According to a new report based on a Dataiku/Harris survey, 92% of CIOs worldwide say they have been asked at least once to justify AI results they could not fully explain.
The bottleneck of explainability
Many organizations assume that their ability to scale is limited by model performance, data quality, or integration complexity. However, the data reveals a more fundamental problem: explainability is becoming the determining factor.
When 85% of CIOs report that gaps in explainability have delayed or blocked production, this signals a structural problem. AI systems may function technically, but without traceability, oversight, and justification, they cannot move forward with confidence. The bottleneck then becomes their justification.
This problem is all the more significant as regulatory requirements accelerate. Seven out of ten CIOs believe that new audit or explainability requirements are very likely in the coming year. This timeline significantly reduces the leeway for reactive governance. Organizations that view explainability as a mere after-the-fact formality risk having to reconstruct their decisions under pressure, rather than benefiting from built-in transparency.
From the Black Box to the Business Intelligence System
During the early stages of AI adoption, limited visibility into model behavior was often tolerated. Pilot projects were conducted in controlled environments. The impact was contained. Risk exposure was manageable.

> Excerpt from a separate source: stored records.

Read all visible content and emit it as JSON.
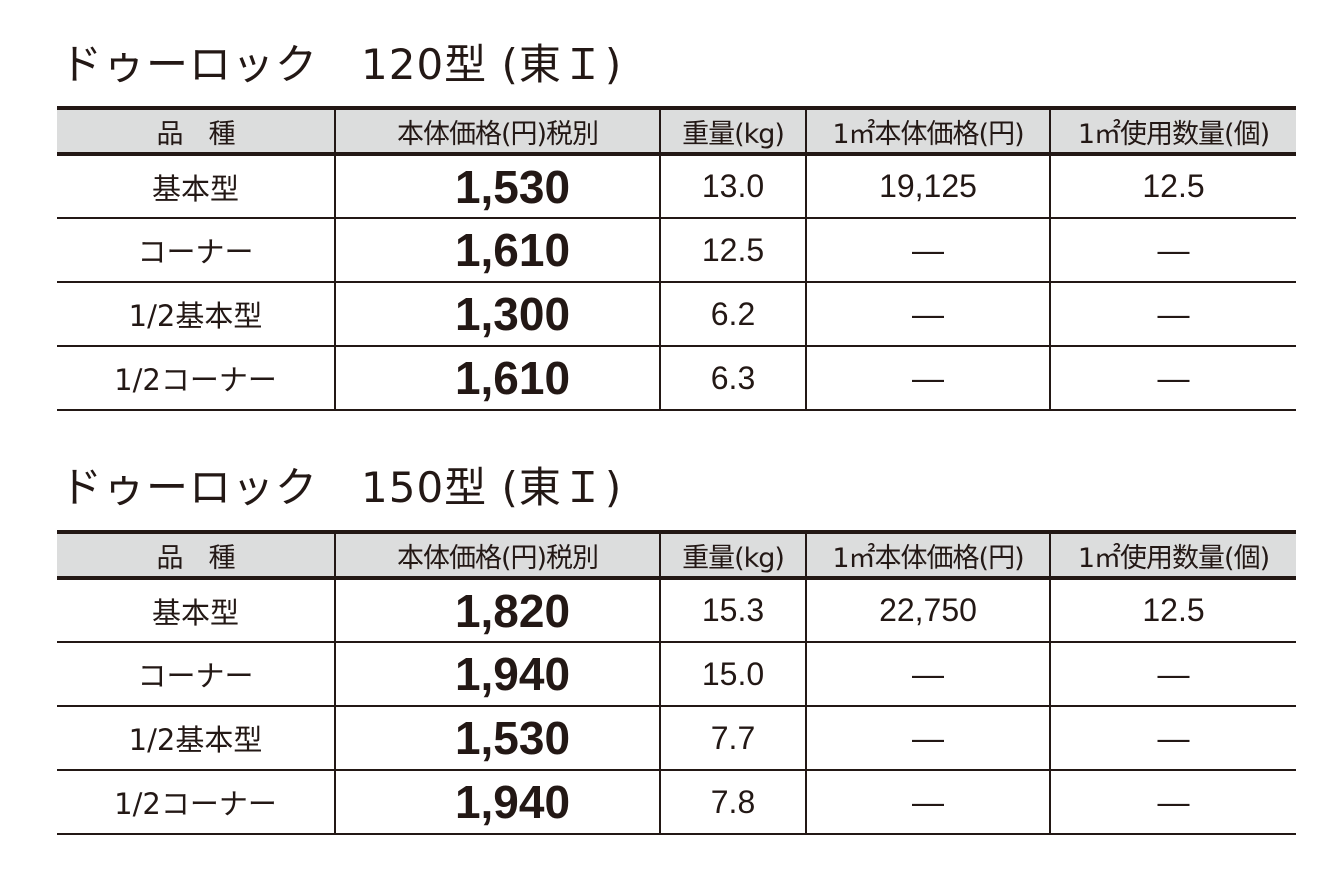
{
  "headers": [
    "品　種",
    "本体価格(円)税別",
    "重量(kg)",
    "1㎡本体価格(円)",
    "1㎡使用数量(個)"
  ],
  "tables": [
    {
      "title": "ドゥーロック　120型 (東Ｉ)",
      "rows": [
        [
          "基本型",
          "1,530",
          "13.0",
          "19,125",
          "12.5"
        ],
        [
          "コーナー",
          "1,610",
          "12.5",
          "—",
          "—"
        ],
        [
          "1/2基本型",
          "1,300",
          "6.2",
          "—",
          "—"
        ],
        [
          "1/2コーナー",
          "1,610",
          "6.3",
          "—",
          "—"
        ]
      ]
    },
    {
      "title": "ドゥーロック　150型 (東Ｉ)",
      "rows": [
        [
          "基本型",
          "1,820",
          "15.3",
          "22,750",
          "12.5"
        ],
        [
          "コーナー",
          "1,940",
          "15.0",
          "—",
          "—"
        ],
        [
          "1/2基本型",
          "1,530",
          "7.7",
          "—",
          "—"
        ],
        [
          "1/2コーナー",
          "1,940",
          "7.8",
          "—",
          "—"
        ]
      ]
    }
  ],
  "colors": {
    "text": "#231815",
    "header_bg": "#dcdddd"
  }
}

This tolerance disappears once AI systems influence critical business processes. As agents and predictive systems impact pricing decisions, fraud detection, product routing, customer interactions, and compliance processes, the lack of transparency becomes a liability for executives. 52% of CIOs believe that insufficient explanation could trigger a crisis capable of eroding customer trust or brand credibility.
In this context, explainability is about operational clarity. It encompasses at least five key points: What data informed the decision? What logical reasoning was followed? What safeguards were applied? Who approved or intervened? How has the situation evolved over time? If these answers cannot be provided quickly, scaling up poses a risk to the company.

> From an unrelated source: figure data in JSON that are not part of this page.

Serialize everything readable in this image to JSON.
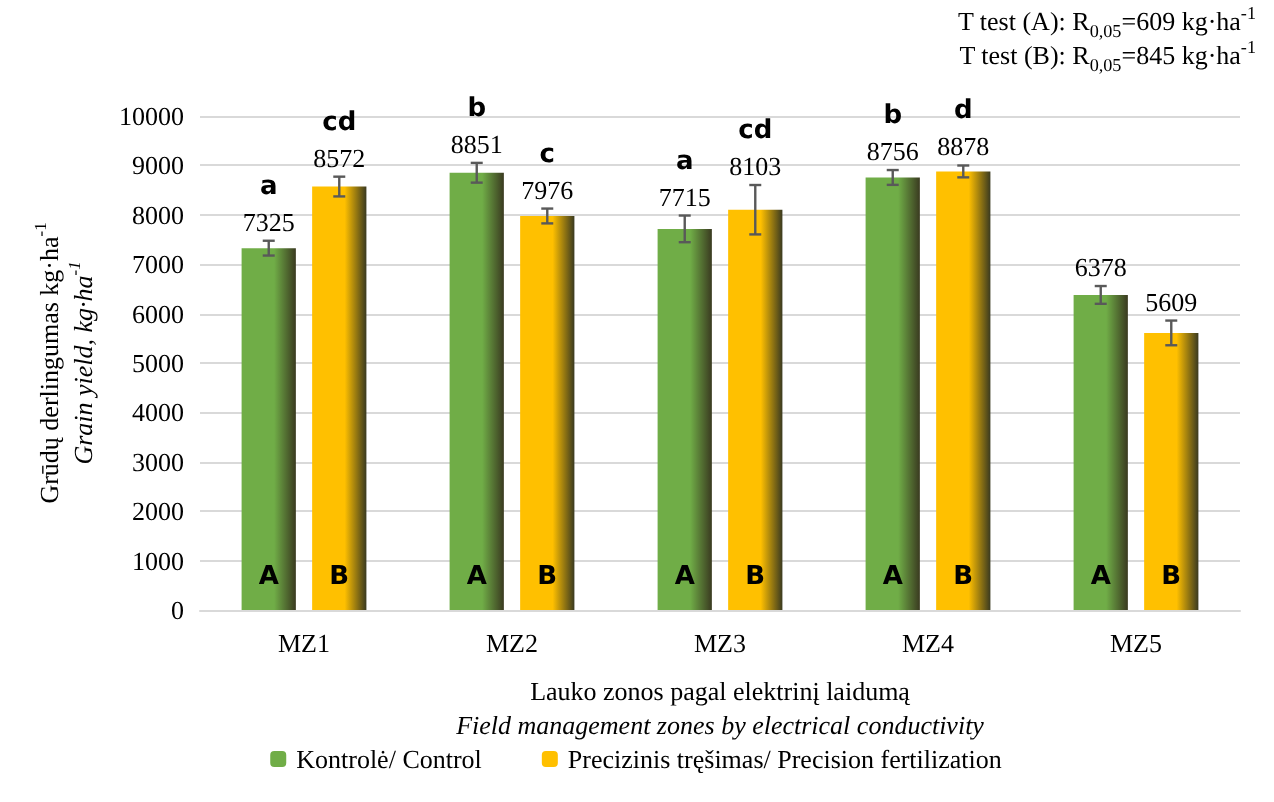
{
  "chart_data": {
    "type": "bar",
    "xlabel": "Lauko zonos pagal elektrinį laidumą\nField management zones by electrical conductivity",
    "ylabel": "Grūdų derlingumas kg·ha$^{-1}$\nGrain yield, kg·ha$^{-1}$",
    "categories": [
      "MZ1",
      "MZ2",
      "MZ3",
      "MZ4",
      "MZ5"
    ],
    "series": [
      {
        "name": "Kontrolė/ Control",
        "color": "#70ad47",
        "values": [
          7325,
          8851,
          7715,
          8756,
          6378
        ],
        "errors": [
          150,
          200,
          270,
          150,
          180
        ]
      },
      {
        "name": "Precizinis tręšimas/ Precision fertilization",
        "color": "#ffc000",
        "values": [
          8572,
          7976,
          8103,
          8878,
          5609
        ],
        "errors": [
          200,
          150,
          500,
          120,
          250
        ]
      }
    ],
    "ylim": [
      0,
      10000
    ],
    "yticks": [
      0,
      1000,
      2000,
      3000,
      4000,
      5000,
      6000,
      7000,
      8000,
      9000,
      10000
    ],
    "grid": "y",
    "legend": "bottom",
    "data_labels": true,
    "annotations": [
      "T test (A): R$_{0,05}$=609 kg·ha$^{-1}$",
      "T test (B): R$_{0,05}$=845 kg·ha$^{-1}$",
      {
        "text": "a",
        "x": "MZ1",
        "y": 7325
      },
      {
        "text": "cd",
        "x": "MZ1",
        "y": 8572
      },
      {
        "text": "A",
        "x": "MZ1",
        "y": 670
      },
      {
        "text": "B",
        "x": "MZ1",
        "y": 670
      },
      {
        "text": "b",
        "x": "MZ2",
        "y": 8851
      },
      {
        "text": "c",
        "x": "MZ2",
        "y": 7976
      },
      {
        "text": "A",
        "x": "MZ2",
        "y": 670
      },
      {
        "text": "B",
        "x": "MZ2",
        "y": 670
      },
      {
        "text": "a",
        "x": "MZ3",
        "y": 7715
      },
      {
        "text": "cd",
        "x": "MZ3",
        "y": 8103
      },
      {
        "text": "A",
        "x": "MZ3",
        "y": 670
      },
      {
        "text": "B",
        "x": "MZ3",
        "y": 670
      },
      {
        "text": "b",
        "x": "MZ4",
        "y": 8756
      },
      {
        "text": "d",
        "x": "MZ4",
        "y": 8878
      },
      {
        "text": "A",
        "x": "MZ4",
        "y": 670
      },
      {
        "text": "B",
        "x": "MZ4",
        "y": 670
      },
      {
        "text": "A",
        "x": "MZ5",
        "y": 670
      },
      {
        "text": "B",
        "x": "MZ5",
        "y": 670
      }
    ]
  }
}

The accountability gap is already evident
The pressure is mounting. Nearly three in ten CIOs report being frequently asked to justify AI results they cannot fully explain. This reveals a growing gap between the speed of deployment and the maturity of governance.
At the same time, agents are increasingly integrated into production systems. Yet only one-quarter of CIOs report being able to fully monitor all AI agents in production in real time. This indicates that influence is spreading faster than control.
When AI operates without full traceability, every successful deployment quietly increases its exposure. Executives may not be immediately held accountable. But as soon as a regulator, a board member, or an external stakeholder demands a justifiable explanation, the lack of structured explainability becomes glaringly obvious. And once it becomes obvious, it has significant consequences.